Three Waters, He Puapua and especially co-governance are critical issues that have not been openly discussed during this campaign, in large part because Labour steadfastly refuses to mention them. Hipkins also downplays co-governance and has stated that’s more or less been the strategy.

Labour Cabinet minister Willie Jackson recently admitted to Michael Laws on the Platform that New Zealanders are upset over co-governance policies because “Maybe we were a bit slow initially in terms of our explanations with regards to it”.

The only other recent mention of co-governance, Three Waters or He Puapua by Labour in the media, was several weeks ago in Te Ao News. Hipkins defended co-governance “In the face of growing criticism from opposition parties”. So other than apparently being forced to discuss co-governance to defend it, Hipkins would rather not mention it.

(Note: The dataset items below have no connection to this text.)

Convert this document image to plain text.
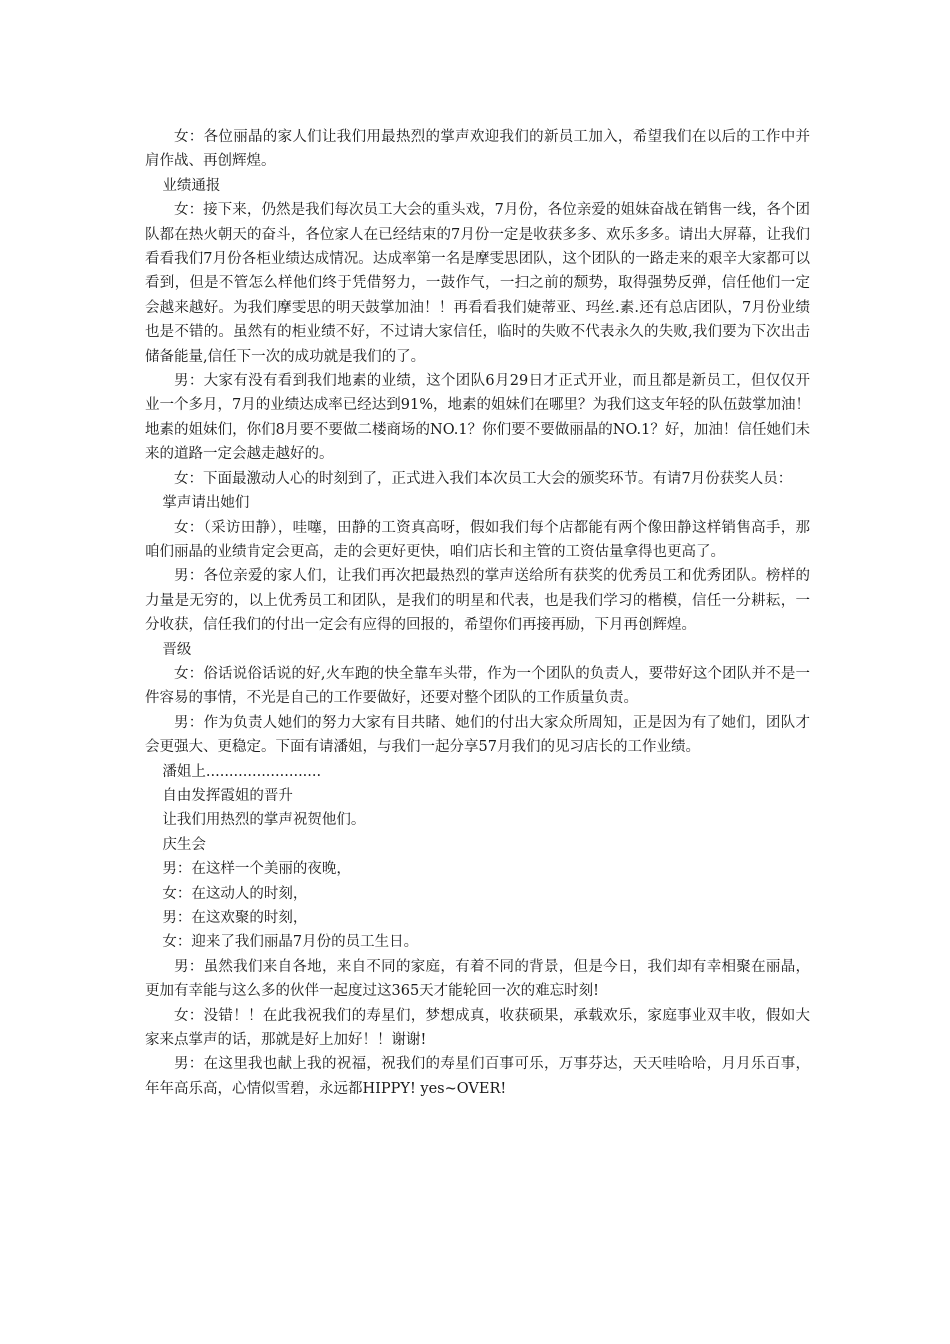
女：各位丽晶的家人们让我们用最热烈的掌声欢迎我们的新员工加入，希望我们在以后的工作中并肩作战、再创辉煌。

业绩通报

女：接下来，仍然是我们每次员工大会的重头戏，7月份，各位亲爱的姐妹奋战在销售一线，各个团队都在热火朝天的奋斗，各位家人在已经结束的7月份一定是收获多多、欢乐多多。请出大屏幕，让我们看看我们7月份各柜业绩达成情况。达成率第一名是摩雯思团队，这个团队的一路走来的艰辛大家都可以看到，但是不管怎么样他们终于凭借努力，一鼓作气，一扫之前的颓势，取得强势反弹，信任他们一定会越来越好。为我们摩雯思的明天鼓掌加油！！再看看我们婕蒂亚、玛丝.素.还有总店团队，7月份业绩也是不错的。虽然有的柜业绩不好，不过请大家信任，临时的失败不代表永久的失败,我们要为下次出击储备能量,信任下一次的成功就是我们的了。

男：大家有没有看到我们地素的业绩，这个团队6月29日才正式开业，而且都是新员工，但仅仅开业一个多月，7月的业绩达成率已经达到91%，地素的姐妹们在哪里？为我们这支年轻的队伍鼓掌加油！地素的姐妹们，你们8月要不要做二楼商场的NO.1？你们要不要做丽晶的NO.1？好，加油！信任她们未来的道路一定会越走越好的。

女：下面最激动人心的时刻到了，正式进入我们本次员工大会的颁奖环节。有请7月份获奖人员：

掌声请出她们

女：（采访田静），哇噻，田静的工资真高呀，假如我们每个店都能有两个像田静这样销售高手，那咱们丽晶的业绩肯定会更高，走的会更好更快，咱们店长和主管的工资估量拿得也更高了。

男：各位亲爱的家人们，让我们再次把最热烈的掌声送给所有获奖的优秀员工和优秀团队。榜样的力量是无穷的，以上优秀员工和团队，是我们的明星和代表，也是我们学习的楷模，信任一分耕耘，一分收获，信任我们的付出一定会有应得的回报的，希望你们再接再励，下月再创辉煌。

晋级

女：俗话说俗话说的好,火车跑的快全靠车头带，作为一个团队的负责人，要带好这个团队并不是一件容易的事情，不光是自己的工作要做好，还要对整个团队的工作质量负责。

男：作为负责人她们的努力大家有目共睹、她们的付出大家众所周知，正是因为有了她们，团队才会更强大、更稳定。下面有请潘姐，与我们一起分享57月我们的见习店长的工作业绩。

潘姐上.........................

自由发挥霞姐的晋升

让我们用热烈的掌声祝贺他们。

庆生会

男：在这样一个美丽的夜晚，

女：在这动人的时刻，

男：在这欢聚的时刻，

女：迎来了我们丽晶7月份的员工生日。

男：虽然我们来自各地，来自不同的家庭，有着不同的背景，但是今日，我们却有幸相聚在丽晶，更加有幸能与这么多的伙伴一起度过这365天才能轮回一次的难忘时刻!

女：没错！！在此我祝我们的寿星们，梦想成真，收获硕果，承载欢乐，家庭事业双丰收，假如大家来点掌声的话，那就是好上加好！！谢谢!

男：在这里我也献上我的祝福，祝我们的寿星们百事可乐，万事芬达，天天哇哈哈，月月乐百事，年年高乐高，心情似雪碧，永远都HIPPY! yes~OVER!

Perhaps voters should be asking why?

Several months ago, Local Government minister Kiernan McAnulty admitted, when pressed, that co-governance didn’t square with democracy’s ‘one person, one vote’ underpinning.

There’s been mostly radio silence on anything related to co-governance since Jackson tapped the brakes on introducing legislation to formalise co-governance in December of last year. At the time Jackson said it wouldn’t be understood.

Labour has left the other parties to discuss co-governance and discuss it they have

In fact, National, ACT and NZ First have made ending co-governance along with Three Waters major planks of their respective platforms. ACT’s campaign launch focussed specifically on ending co-governance. NZ First has, as its first point in discussing their campaign launch, the need to “guard against a growing separatist agenda that threatens democracy and nationhood as we know it”.

ACT and NZ First are seen as two minor parties to watch as their popularity continues to be above 15% combined. Meanwhile, polls suggest Labour continues to bleed support.

Activist journalist Moana Maniapoto sees NZ First’s slogan “Let’s take our country back” as a dig at the notion of separate rights for Māori. In an interview with party leader Winston Peters, Maniapoto quizzed Peters on why he wants to discuss such issues at all as if they’re trivial. She even tried to downplay the significance of He Puapua as simply a “discussion document”.

“It’s a prototype for co-governance,” Peters shot back.

What should voters think?

The aggressive pursuit of co-governance initiatives has been a major aspect of Labour’s work over the past six years in Government.

Voters are clearly interested, as evidenced by the Opposition parties  campaigning on the issue. Why is Labour so reluctant to discuss policies they are unwavering on, yet admit are “misunderstood”? How should voters interpret Labour’s silence on an issue they’ve aggressively pursued over the past several years?